Los árboles de eucalipto están asumiendo nuevas funciones: altamente decorativos y no necesariamente para el drenaje de aguas.
por Daniela Ashkenazi
El eucalipto - originario de Australia y Tasmania - fue introducido por primera vez en Israel por las Autoridades del Mandato Británico en la década de 1920. Los imponentes y atractivos árboles, con sus macizos troncos y sus cortezas que se descascaran, fueron plantados para drenar potenciales terrenos y evitar la reproducción de mosquitos, para dar sombra y servir de camuflaje natural para instalaciones militares y caravanas en los caminos. Después del establecimiento del Estado en 1948, se conservó la tradición británica y se siguió plantando bosques de eucaliptos en todo el país. Esos árboles dominan hoy en día el paisaje local: el pino jerosolimitano y el eucalipto.
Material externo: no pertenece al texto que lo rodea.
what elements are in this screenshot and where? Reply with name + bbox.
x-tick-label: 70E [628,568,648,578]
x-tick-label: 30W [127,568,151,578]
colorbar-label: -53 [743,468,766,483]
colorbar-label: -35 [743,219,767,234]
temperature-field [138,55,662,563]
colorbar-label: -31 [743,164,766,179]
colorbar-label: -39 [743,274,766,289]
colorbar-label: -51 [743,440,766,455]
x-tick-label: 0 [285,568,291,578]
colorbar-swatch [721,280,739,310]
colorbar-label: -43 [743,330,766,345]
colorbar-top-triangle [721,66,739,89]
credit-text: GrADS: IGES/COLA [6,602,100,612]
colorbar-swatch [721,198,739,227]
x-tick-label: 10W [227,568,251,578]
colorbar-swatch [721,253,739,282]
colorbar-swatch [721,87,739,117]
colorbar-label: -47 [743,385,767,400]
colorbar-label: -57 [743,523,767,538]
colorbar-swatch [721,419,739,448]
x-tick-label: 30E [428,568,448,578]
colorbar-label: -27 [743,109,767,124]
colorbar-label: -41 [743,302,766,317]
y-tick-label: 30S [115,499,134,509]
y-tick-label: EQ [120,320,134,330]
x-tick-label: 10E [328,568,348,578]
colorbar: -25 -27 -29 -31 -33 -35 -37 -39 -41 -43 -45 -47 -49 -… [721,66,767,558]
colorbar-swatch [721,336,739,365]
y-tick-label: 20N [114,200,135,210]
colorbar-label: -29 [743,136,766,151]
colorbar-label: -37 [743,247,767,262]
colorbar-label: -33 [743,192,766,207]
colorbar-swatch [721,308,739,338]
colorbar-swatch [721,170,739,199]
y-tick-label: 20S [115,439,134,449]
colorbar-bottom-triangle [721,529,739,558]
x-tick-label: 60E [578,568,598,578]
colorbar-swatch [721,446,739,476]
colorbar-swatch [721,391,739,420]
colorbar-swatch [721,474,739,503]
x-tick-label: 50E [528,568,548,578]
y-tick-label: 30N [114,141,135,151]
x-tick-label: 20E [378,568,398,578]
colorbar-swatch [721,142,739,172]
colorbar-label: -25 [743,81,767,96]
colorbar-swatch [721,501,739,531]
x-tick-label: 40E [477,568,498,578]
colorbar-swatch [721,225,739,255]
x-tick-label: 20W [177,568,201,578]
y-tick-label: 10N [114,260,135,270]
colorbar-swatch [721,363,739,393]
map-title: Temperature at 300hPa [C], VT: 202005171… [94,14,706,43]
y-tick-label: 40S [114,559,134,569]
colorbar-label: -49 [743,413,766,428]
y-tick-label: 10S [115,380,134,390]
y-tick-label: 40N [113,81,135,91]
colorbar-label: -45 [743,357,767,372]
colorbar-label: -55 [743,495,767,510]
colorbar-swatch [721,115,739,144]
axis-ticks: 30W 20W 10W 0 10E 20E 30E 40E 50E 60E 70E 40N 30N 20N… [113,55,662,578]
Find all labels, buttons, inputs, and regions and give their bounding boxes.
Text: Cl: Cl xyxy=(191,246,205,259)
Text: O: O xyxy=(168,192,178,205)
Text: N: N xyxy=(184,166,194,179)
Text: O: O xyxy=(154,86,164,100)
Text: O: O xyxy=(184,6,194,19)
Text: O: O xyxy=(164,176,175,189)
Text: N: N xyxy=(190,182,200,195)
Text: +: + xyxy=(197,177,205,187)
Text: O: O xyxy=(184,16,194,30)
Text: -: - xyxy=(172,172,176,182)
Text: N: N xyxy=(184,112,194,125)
Además de drenar pantanos y proveer de cobertura, el eucalipto ha servido durante generaciones como fuente de éteres medicinales y de aceites aromáticos. Sin embargo, requirió de la percepción del agrónomo Yossi Ben-Dov del Instituto de Investigación Aplicada de la Universidad Ben-Gurión del Néguev para descubrir un uso totalmente nuevo - como una flor cortada.
El proyecto de Ben-Dov de una década de duración comenzó con un año sabático en Australia en 1991. Este país cuenta con no menos de 650 variedades y subvariedades de eucaliptos. Con el correr de los años, Ben-Dov revisó todos los textos existentes para localizar las variedades que puedan crecer en terrenos salinos, rocosos o cáusticos. Ben-Dov hizo algunos viajes a Australia y experimentó con 200 variedades de especies que mostraban tener el potencial de florecer en condiciones semiáridas. Después de una década de trabajo de clasificación y selección, Ben-Dov y sus colegas lograron encontrar 46 variedades que se pueden desarrollar bajo estas difíciles condiciones. Los hallazgos tienen importancia mundial, particularmente para las zonas semiáridas en el mundo en desarrollo, donde las variedades resistentes a la sequía y la sal pueden ser empleadas para dar sombra, forestación, evitar la erosión del terreno y la erosión causada por el viento, mantener el paisaje y producir polen la industria de la miel. Pero el descubrimiento real fue conceptual: el valor estético de los brotes del eucalipto.
"A medida que el material se fue acumulando, nos fijamos en que la variedad tenía un enorme potencial, más allá de ser fuente de madera y aceites," dice Ben-Dov. "Muchas de las variedades que crecen en condiciones semiáridas son decorativas. No sólo las hojas pueden ser usadas de relleno, como descubrieron los cultivadores europeos, sino que muchas ramas pueden ser colocadas en un jarrón, como flores."
Siguió a esto un segundo avance, éste tecnológico: el desarrollo de un método de reproducción de árboles de eucalipto por medio de plantones, lo que permite clonar rapidamente grandes cantidades de los mejores especímenes, para su introducción en el sector comercial.
Esta nueva función del eucalipto llega justo a tiempo, dando nueva vida a un vestigio local que en la última década fue víctima de la rápida urbanización del país. El "proyecto eucalipto" de la Universidad Ben-Gurión del Néguev ha producido un folleto de referencia bajo el título de Eucaliptos para un paisajismo que ahorra agua, que contiene fotos y datos clasificando las propiedades - tales como altura, requisitos de agua, época de florecimiento y usos adecuados - de las 46 variedades que existen actualmente en el criadero de la Universidad. Su follaje tiene una amplia gama de colores, al igual que las formas de las hojas y los exóticos botones de las flores. Se pueden plantar diferentes variedades juntas, lo que brinda toques de color durante todo el año. Lo más importante para el clima local es que ninguna de las variedades exige demasiada agua. Pero hay un obstáculo que los criadores aún tienen que superar: cómo podar ramas a 10 o incluso a 20 metros de altura.